Why Ukraine is mentioned at all is for an even more eye-roll-inducing answer. In addition to Friedman lamenting that "I left our lunch with a full stomach but a heavy heart," he goes on to write that Biden's "worried that while he has reunited the West, he may not be able to reunite America."
Friedman really does think that Biden can reunite America:
It’s clearly his priority, above any Build Back Better provision. And he knows that’s why he was elected — a majority of Americans worried that the country was coming apart at the seams and that this old war horse called Biden, with his bipartisan instincts, was the best person to knit us back together. It’s the reason he decided to run in the first place, because he knows that without some basic unity of purpose and willingness to compromise, nothing else is possible.
But with every passing day, every mass shooting, every racist dog whistle, every defund-the-police initiative, every nation-sundering Supreme Court ruling, every speaker run off a campus, every bogus claim of election fraud, I wonder if he can bring us back together.
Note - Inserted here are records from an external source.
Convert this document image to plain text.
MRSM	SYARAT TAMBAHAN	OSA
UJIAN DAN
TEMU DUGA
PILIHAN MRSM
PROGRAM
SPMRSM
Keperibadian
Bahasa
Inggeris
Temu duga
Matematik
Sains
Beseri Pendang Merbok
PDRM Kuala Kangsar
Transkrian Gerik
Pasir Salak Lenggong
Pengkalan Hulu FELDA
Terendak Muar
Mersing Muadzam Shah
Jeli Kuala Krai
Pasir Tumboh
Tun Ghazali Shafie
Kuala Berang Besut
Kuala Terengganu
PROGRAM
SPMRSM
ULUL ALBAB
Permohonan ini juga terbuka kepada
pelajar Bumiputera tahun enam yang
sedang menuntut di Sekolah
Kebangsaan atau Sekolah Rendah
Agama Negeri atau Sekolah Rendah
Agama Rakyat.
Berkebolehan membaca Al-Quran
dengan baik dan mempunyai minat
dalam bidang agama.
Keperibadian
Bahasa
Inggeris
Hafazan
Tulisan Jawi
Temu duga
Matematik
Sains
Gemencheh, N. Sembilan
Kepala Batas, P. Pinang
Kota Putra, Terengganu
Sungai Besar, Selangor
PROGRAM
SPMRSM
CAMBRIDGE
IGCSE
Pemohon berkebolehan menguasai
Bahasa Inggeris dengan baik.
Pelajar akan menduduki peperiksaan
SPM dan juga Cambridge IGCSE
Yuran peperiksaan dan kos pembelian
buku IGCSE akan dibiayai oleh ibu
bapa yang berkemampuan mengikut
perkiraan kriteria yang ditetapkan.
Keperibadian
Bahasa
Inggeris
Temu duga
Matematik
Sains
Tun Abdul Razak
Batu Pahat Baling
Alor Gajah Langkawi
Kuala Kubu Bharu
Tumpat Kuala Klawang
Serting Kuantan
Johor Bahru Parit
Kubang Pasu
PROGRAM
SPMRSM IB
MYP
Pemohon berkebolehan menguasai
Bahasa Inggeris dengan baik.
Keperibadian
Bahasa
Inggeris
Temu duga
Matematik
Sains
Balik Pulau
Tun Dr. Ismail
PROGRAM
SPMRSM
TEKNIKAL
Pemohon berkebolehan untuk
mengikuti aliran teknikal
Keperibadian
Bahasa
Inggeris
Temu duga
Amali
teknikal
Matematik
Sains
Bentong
I wonder if it’s too late.
I fear that we’re going to break something very valuable very soon. And once we break it, it will be gone — and we may never be able to get it back.
Friedman is late to the party on this one. Polls consistently show, and have shown, for months, that Biden gets poor marks on how he handles uniting the country.
If anything, Biden has arguably reunited the country in that Americans are overwhelmingly against how he is handling his presidency. Especially lately, Biden has reached his record lows in various polls, as even Democrats are souring on him.
Friedman also rants about former President Donald Trump's claims about the 2020 election and Trump-endorsed candidates in the upcoming 2022 elections. This brings Friedman back to an eye-roll-inducing connection that those on the left often make, that what's going on in Ukraine under the Russian invasion is connected to complaints against the Republican Party.
"It clearly weighs on him that we have built a global alliance to support Ukraine, to reverse the Russian invasion and to defend core American principles abroad — the right to freedom and self-determination of all peoples — while the G.O.P. is abandoning our most cherished principles at home," Friedman writes of Biden toward the end of his article.
For emphasis on his likely attempt to sound poetic, Friedman once more repeats that he "left my lunch with the president with a full stomach but a heavy heart."